Bukannya lenyap, justru perasaan itu semakin nyata ia rasa. Doa-doa yang ia panjatkan ternyata tak terkabul karena perasaannya terlalu besar pada orang yang tak ingin dia temui lagi. Berapapun lelaki yang mendekatinya, ia enggan membuka hati karena hatinya sudah terisi namun tak mau ia akui.

Hingga sampai waktu keduanya bertemu, tak ada yang bisa mereka ungkapkan lagi selain rindu yang menggebu dan hasrat cinta yang membuncah namun masih terkalahkan oleh ego yang menggunung.

Tak mudah memang, berdamai dengan masa lalu namun Katya mau mencoba. Malam ini menjadi jawaban atas setiap doa yang ia panjatkan diam-diam di beberapa bulan ini. Ingin hidup bersama lelaki yang membersamai susah senangnya tanpa peduli kekurangan yang ia miliki juga selalu mencintainya sepenuh hati tanpa terkecuali dan orang itu masih sama seperti orang yang enggan ia temui namun mengisi penuh hati, Rama Aditya.

“Gimana sayang? Will you merry me?” Ucap Adit lembut sambil mengusap punggung tangan Katya.

Mata sang puan mulai berkaca-kaca. Doa malamnya terjawab. Ia menganggukkan kepalanya berulang kali, menjawab tanya sang lelaki.

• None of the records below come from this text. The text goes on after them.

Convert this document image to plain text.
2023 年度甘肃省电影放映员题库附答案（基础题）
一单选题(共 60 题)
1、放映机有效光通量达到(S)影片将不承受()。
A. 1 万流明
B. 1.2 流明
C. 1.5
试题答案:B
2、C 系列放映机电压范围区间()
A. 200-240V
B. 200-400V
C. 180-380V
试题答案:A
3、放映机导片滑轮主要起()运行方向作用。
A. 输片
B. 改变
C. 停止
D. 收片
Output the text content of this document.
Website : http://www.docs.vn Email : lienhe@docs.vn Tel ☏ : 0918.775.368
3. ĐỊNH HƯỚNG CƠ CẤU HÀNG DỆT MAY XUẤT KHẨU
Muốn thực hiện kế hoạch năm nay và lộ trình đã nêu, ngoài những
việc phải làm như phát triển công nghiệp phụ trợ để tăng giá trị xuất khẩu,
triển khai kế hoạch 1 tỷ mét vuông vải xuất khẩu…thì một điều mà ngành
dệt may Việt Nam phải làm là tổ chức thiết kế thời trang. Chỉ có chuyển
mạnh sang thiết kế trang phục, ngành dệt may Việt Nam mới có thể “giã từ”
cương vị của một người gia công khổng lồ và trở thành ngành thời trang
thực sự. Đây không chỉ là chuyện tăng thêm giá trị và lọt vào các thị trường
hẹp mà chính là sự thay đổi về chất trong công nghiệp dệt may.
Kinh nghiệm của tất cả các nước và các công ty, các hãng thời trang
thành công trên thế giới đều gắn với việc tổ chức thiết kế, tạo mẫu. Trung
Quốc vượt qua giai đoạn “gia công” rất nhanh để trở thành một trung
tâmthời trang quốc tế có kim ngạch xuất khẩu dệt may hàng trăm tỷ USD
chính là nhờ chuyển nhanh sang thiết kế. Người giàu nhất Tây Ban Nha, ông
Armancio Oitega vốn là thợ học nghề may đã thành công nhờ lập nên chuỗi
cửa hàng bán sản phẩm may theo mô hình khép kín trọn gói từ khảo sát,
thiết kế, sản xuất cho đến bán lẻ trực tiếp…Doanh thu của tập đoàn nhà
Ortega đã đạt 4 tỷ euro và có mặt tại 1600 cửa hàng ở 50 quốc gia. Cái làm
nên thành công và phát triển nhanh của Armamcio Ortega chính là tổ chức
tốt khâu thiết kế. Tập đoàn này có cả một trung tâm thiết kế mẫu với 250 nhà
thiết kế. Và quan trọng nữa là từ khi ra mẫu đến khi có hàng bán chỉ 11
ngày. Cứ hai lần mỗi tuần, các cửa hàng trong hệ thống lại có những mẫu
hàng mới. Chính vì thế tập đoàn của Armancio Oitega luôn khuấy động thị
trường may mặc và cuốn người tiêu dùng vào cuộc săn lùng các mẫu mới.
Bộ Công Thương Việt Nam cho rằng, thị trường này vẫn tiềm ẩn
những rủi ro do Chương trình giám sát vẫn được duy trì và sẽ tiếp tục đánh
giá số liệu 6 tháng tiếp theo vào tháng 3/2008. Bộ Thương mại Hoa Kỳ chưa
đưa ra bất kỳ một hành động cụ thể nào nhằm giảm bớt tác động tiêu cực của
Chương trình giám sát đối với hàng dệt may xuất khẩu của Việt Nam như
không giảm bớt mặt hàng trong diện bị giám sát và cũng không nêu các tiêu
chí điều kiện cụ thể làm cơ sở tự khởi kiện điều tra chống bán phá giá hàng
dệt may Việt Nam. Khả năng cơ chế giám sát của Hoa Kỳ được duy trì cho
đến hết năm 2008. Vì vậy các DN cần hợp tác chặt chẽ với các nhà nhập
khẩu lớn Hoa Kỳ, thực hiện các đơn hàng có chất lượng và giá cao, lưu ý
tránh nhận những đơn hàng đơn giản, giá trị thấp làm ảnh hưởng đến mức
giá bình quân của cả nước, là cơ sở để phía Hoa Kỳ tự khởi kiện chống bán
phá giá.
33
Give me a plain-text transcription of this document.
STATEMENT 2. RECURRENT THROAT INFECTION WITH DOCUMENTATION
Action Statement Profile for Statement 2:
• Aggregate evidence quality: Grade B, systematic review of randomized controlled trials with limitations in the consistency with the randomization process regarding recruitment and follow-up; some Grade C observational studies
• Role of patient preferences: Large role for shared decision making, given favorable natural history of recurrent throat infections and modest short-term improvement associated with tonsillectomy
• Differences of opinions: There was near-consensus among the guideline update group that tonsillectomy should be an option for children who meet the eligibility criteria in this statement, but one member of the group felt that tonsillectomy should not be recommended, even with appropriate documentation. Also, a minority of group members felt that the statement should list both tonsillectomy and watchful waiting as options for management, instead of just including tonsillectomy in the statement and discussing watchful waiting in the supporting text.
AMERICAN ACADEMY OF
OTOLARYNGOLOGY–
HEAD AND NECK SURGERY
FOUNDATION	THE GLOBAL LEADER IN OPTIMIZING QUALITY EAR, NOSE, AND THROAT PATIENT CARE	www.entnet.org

Yes.. yes i do, Dit.” Ucapnya terbata, tangisnya pecah, hatinya penuh. Penuh akan bahagia yang begitu membuncah. Adit menarik tubuh Katya masuk ke dalam dekapannya. Pelukan hangat yang akan ia rasakan lebih sering setiap harinya. Pelukan hangat yang akan selalu menjadi vitamin serta obat yang menyembuhkan. Keduanya tahu jika mereka sudah saling mengisi dan membutuhkan sejak lama, namun perpisahan justru menguatkan ikatan keduanya. Akhir dari persahabatan kini berubah menjadi awal dari hubungan sakral pernikahan.